# My HDR photoblog



## alasdairiain (Apr 26, 2010)

Hi, please have a look at my HDR pics at Als Pics: Welcome! and see what you think


----------



## Bynx (Apr 26, 2010)

Some very nice examples there. My only complaint and its a general one relating to HDR. I hate the over dirty cloud look and skies usually turn out terrible. Halos and again the dirty look. I think skies should be treated separately. Overall though, I like your work very much. But then Im one of those who enjoy seeing the style of over doing it.


----------



## alasdairiain (Apr 26, 2010)

Hey man, Thanks for that!

Im a total beginner and its really nice to get positive feed back every now and then lol.

I think HDR is totally one of those things that you either HATE or LOVE.  Especially the Overdone look.

I personally love the Vibrant, super real look.

Due to my camera being a very old bridge that generates noise in mid day sunlight on ISO100 (joke, its not actually that bad, but its not far off) a lot of my HDRs suffer quite badly with noise issues.

So far I haven't really found any way of combating that.

If you have any good advice or places to go and learn more about HDR technique I would be very grateful.

Regards
Alasdair MacLeod
Alasdairs High Dynamic Range Photo Blog | Als Pics


----------



## Brick (Apr 27, 2010)

Bynx said:


> Some very nice examples there. My only complaint and its a general one relating to HDR. I hate the over dirty cloud look and skies usually turn out terrible. Halos and again the dirty look. I think skies should be treated separately. Overall though, I like your work very much. But then Im one of those who enjoy seeing the style of over doing it.
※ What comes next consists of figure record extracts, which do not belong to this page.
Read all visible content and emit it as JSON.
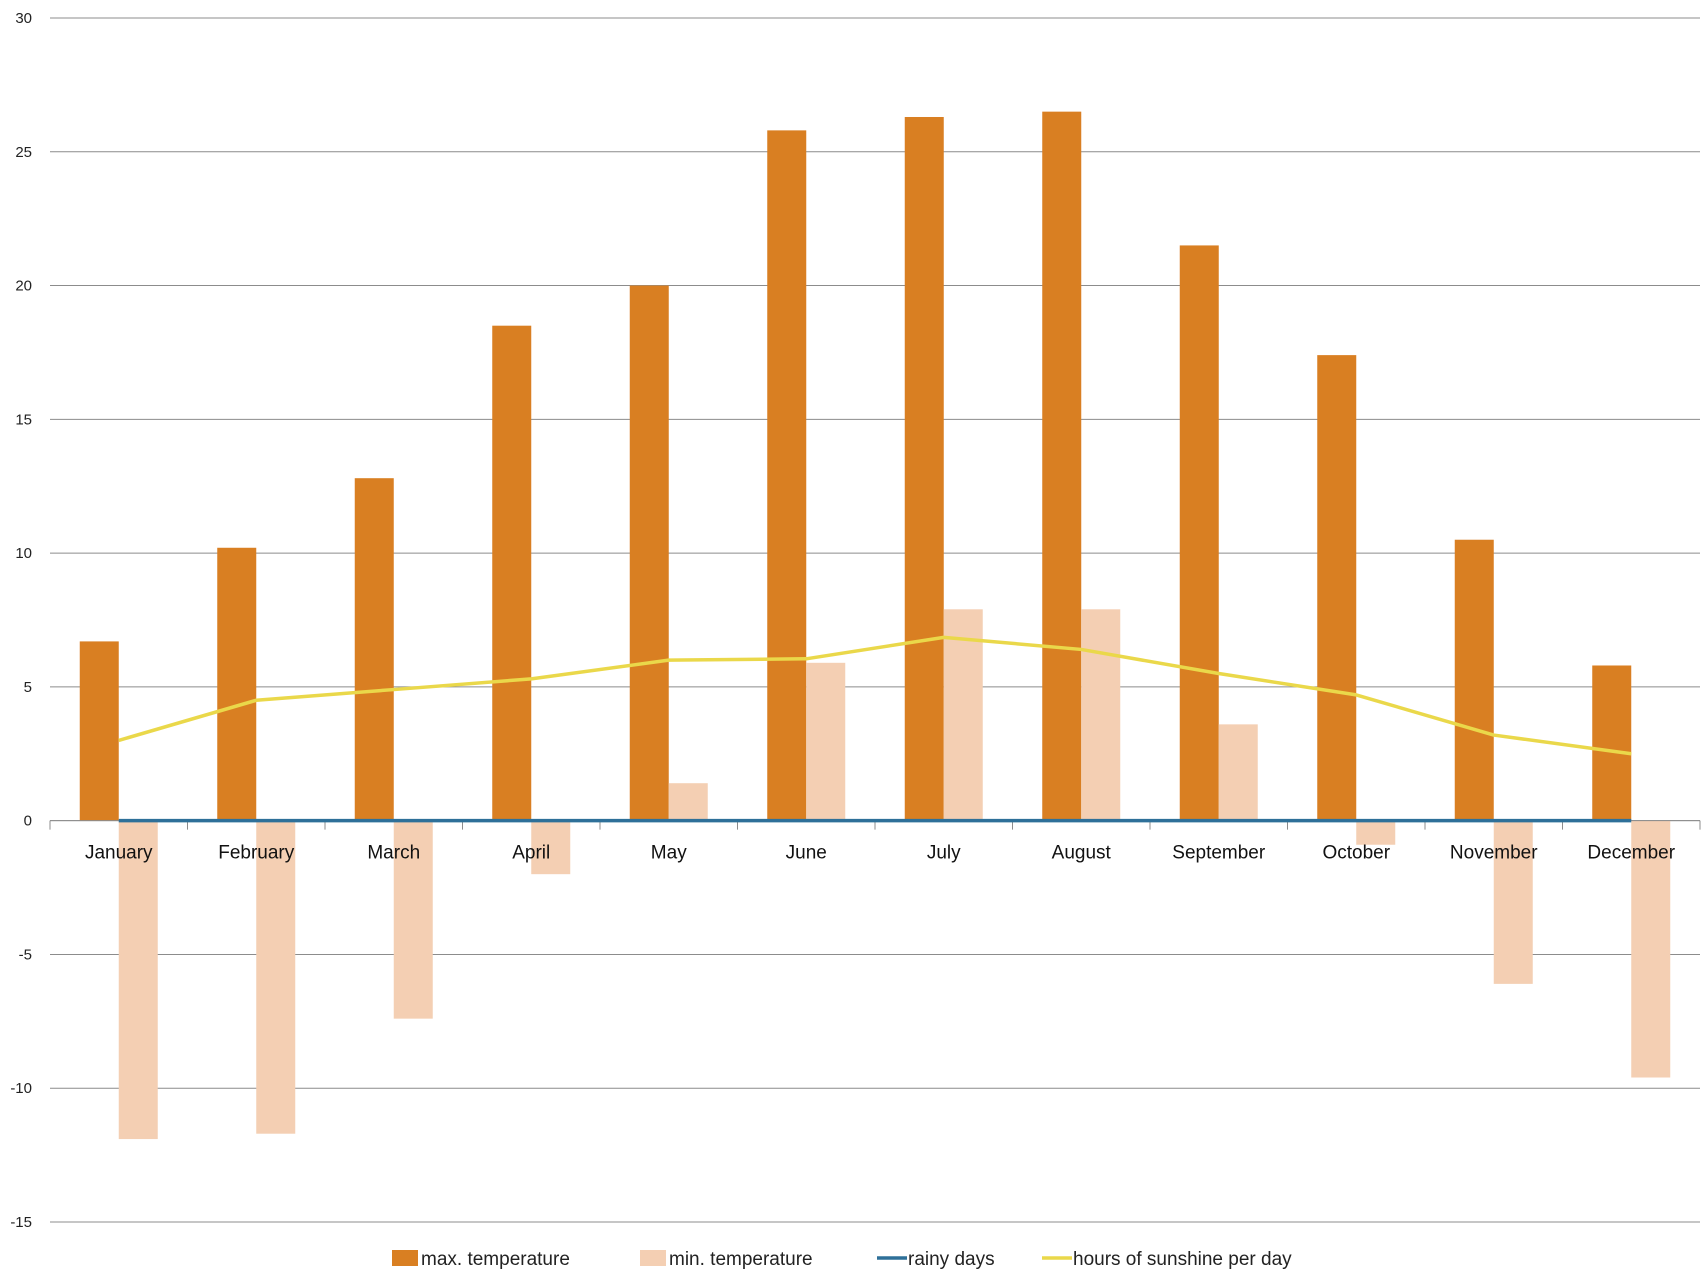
{
  "chart_data": {
    "type": "bar",
    "categories": [
      "January",
      "February",
      "March",
      "April",
      "May",
      "June",
      "July",
      "August",
      "September",
      "October",
      "November",
      "December"
    ],
    "series": [
      {
        "name": "max.  temperature",
        "kind": "bar",
        "color": "#d97f22",
        "values": [
          6.7,
          10.2,
          12.8,
          18.5,
          20.0,
          25.8,
          26.3,
          26.5,
          21.5,
          17.4,
          10.5,
          5.8
        ]
      },
      {
        "name": "min. temperature",
        "kind": "bar",
        "color": "#f4cfb3",
        "values": [
          -11.9,
          -11.7,
          -7.4,
          -2.0,
          1.4,
          5.9,
          7.9,
          7.9,
          3.6,
          -0.9,
          -6.1,
          -9.6
        ]
      },
      {
        "name": "rainy days",
        "kind": "line",
        "color": "#2e7099",
        "values": [
          0,
          0,
          0,
          0,
          0,
          0,
          0,
          0,
          0,
          0,
          0,
          0
        ]
      },
      {
        "name": "hours of sunshine per day",
        "kind": "line",
        "color": "#ead84a",
        "values": [
          3.0,
          4.5,
          4.9,
          5.3,
          6.0,
          6.05,
          6.85,
          6.4,
          5.5,
          4.7,
          3.2,
          2.5
        ]
      }
    ],
    "ylim": [
      -15,
      30
    ],
    "yticks": [
      -15,
      -10,
      -5,
      0,
      5,
      10,
      15,
      20,
      25,
      30
    ],
    "title": "",
    "xlabel": "",
    "ylabel": "",
    "grid": true,
    "legend_position": "bottom"
  }
}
I completely agree.  It can be somewhat overcome by moving the light smoothing bar to the right, but even then if you've got a boring monotone sky it's going to look dirty.  Sky conditions are one of the things I watch most when doing HDR because that's one of those things I just haven't figured out how to fix in post.


----------



## Chris Stegner (Apr 27, 2010)

I like the layout and typography of your blog. I also like quite a bit of your stuff, but I think you're narrowing your skill set to much. You seem to have a decent eye for composition, so why not try some non-HDR stuff? Maybe have a section of the blog as HDR, and then show some other stuff?

Just a thought.


----------



## alasdairiain (Apr 27, 2010)

I do have a fare amount of none HDR items, I am still setting up my blog to be honest.  I intend to add the following features.
- Gallery
- None HDR
- How I do what I do section
- Stuff I would really like to know or personally improve on
If there are other items you think I should look at adding please let me know.
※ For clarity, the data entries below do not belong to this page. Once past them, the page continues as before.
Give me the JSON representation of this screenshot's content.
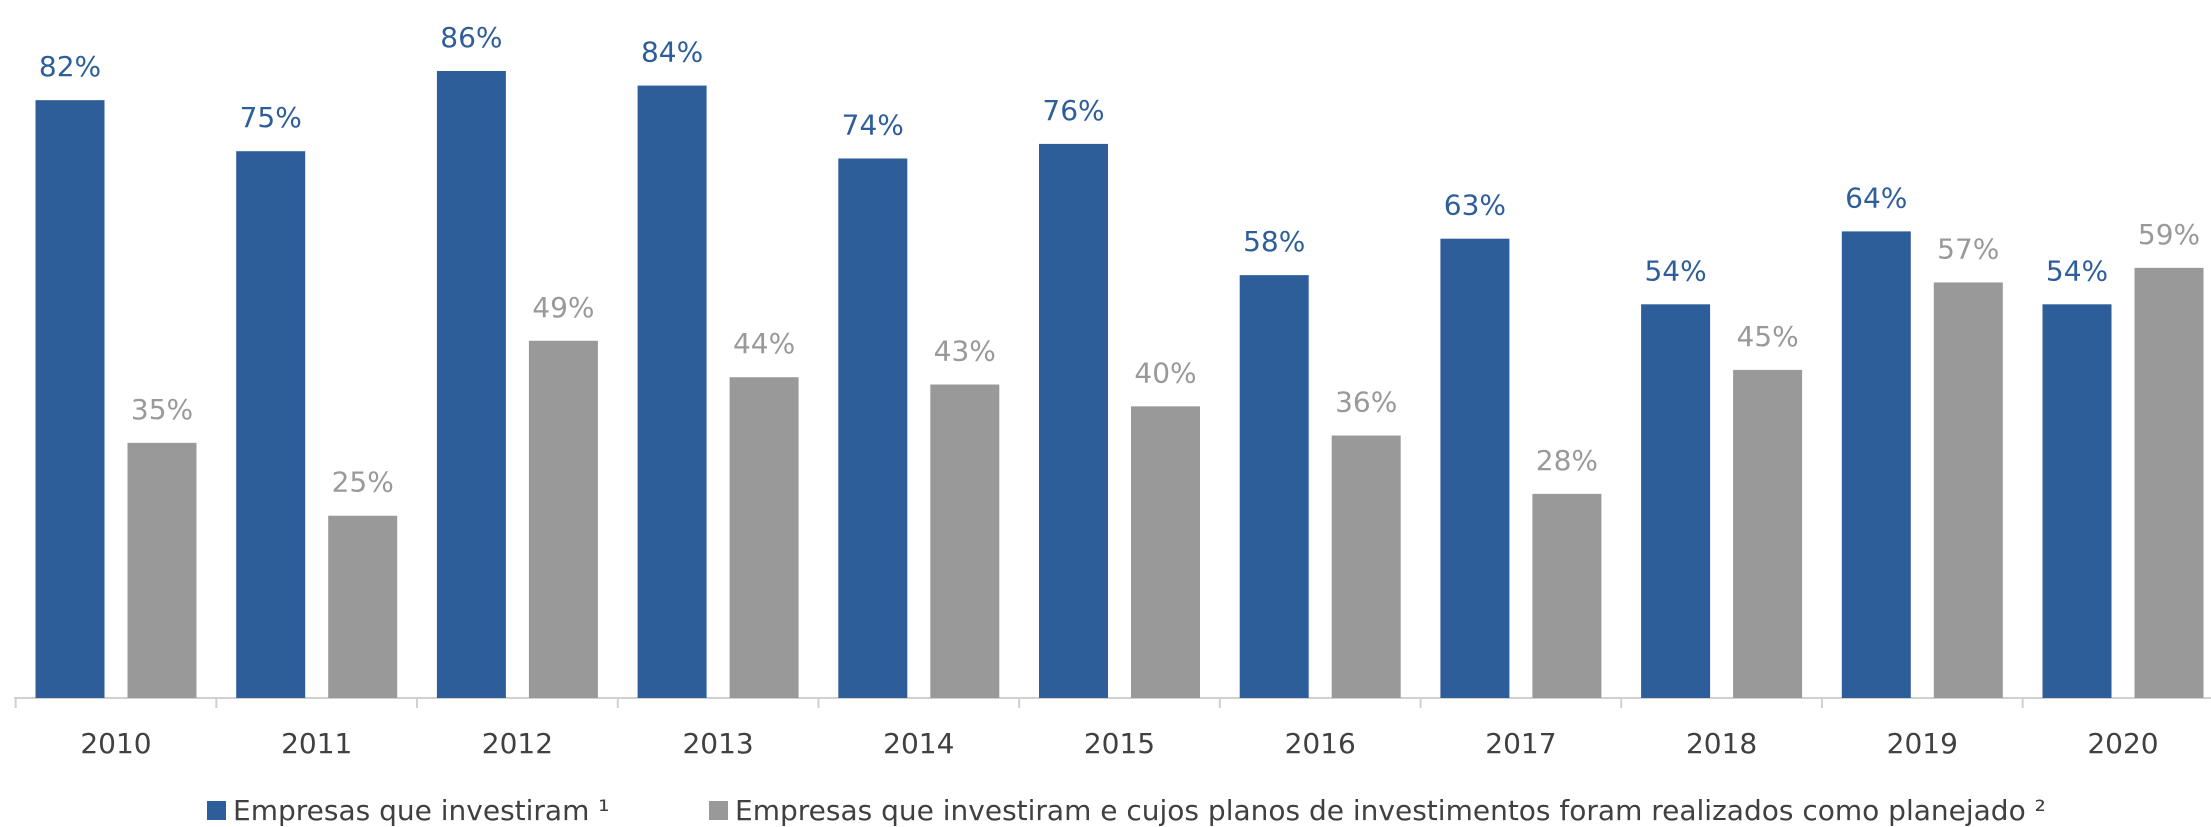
{
  "chart_data": {
    "type": "bar",
    "categories": [
      "2010",
      "2011",
      "2012",
      "2013",
      "2014",
      "2015",
      "2016",
      "2017",
      "2018",
      "2019",
      "2020"
    ],
    "series": [
      {
        "name": "Empresas que investiram ¹",
        "color": "#2e5e99",
        "values": [
          82,
          75,
          86,
          84,
          74,
          76,
          58,
          63,
          54,
          64,
          54
        ],
        "value_labels": [
          "82%",
          "75%",
          "86%",
          "84%",
          "74%",
          "76%",
          "58%",
          "63%",
          "54%",
          "64%",
          "54%"
        ]
      },
      {
        "name": "Empresas que investiram e cujos planos de investimentos foram realizados como planejado ²",
        "color": "#999999",
        "values": [
          35,
          25,
          49,
          44,
          43,
          40,
          36,
          28,
          45,
          57,
          59
        ],
        "value_labels": [
          "35%",
          "25%",
          "49%",
          "44%",
          "43%",
          "40%",
          "36%",
          "28%",
          "45%",
          "57%",
          "59%"
        ]
      }
    ],
    "legend": "bottom"
  }
}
I appreciate the encouragment guys!  This has to be one of the best forums I have come across.

Regards
Alasdair MacLeod
Alasdairs High Dynamic Range Photo Blog | Als Pics


----------



## D-B-J (Apr 27, 2010)

not bad.  Though, like previously stated, they are kind of noisy and the skies are slightly muddy.  Be careful with the sliders.  I feel like you are pushing some beyond where they need to go, which can result in the "too-smooth" look.  Overall, your compositions and ideas are great.  Just keep working at it!


----------



## alasdairiain (Apr 28, 2010)

I have to laugh.

I just came from the MacRumors forum where I have been getting a total beating for my images, but here you guys are being real nice lol.

Its amazing how the views of people can change from place to place.

DBJ, thanks for the encouraging comments.

I think I will hang out on this forum a little longer .

Regards 
Alasdair MacLeod
Alasdairs High Dynamic Range Photo Blog | Als Pics


----------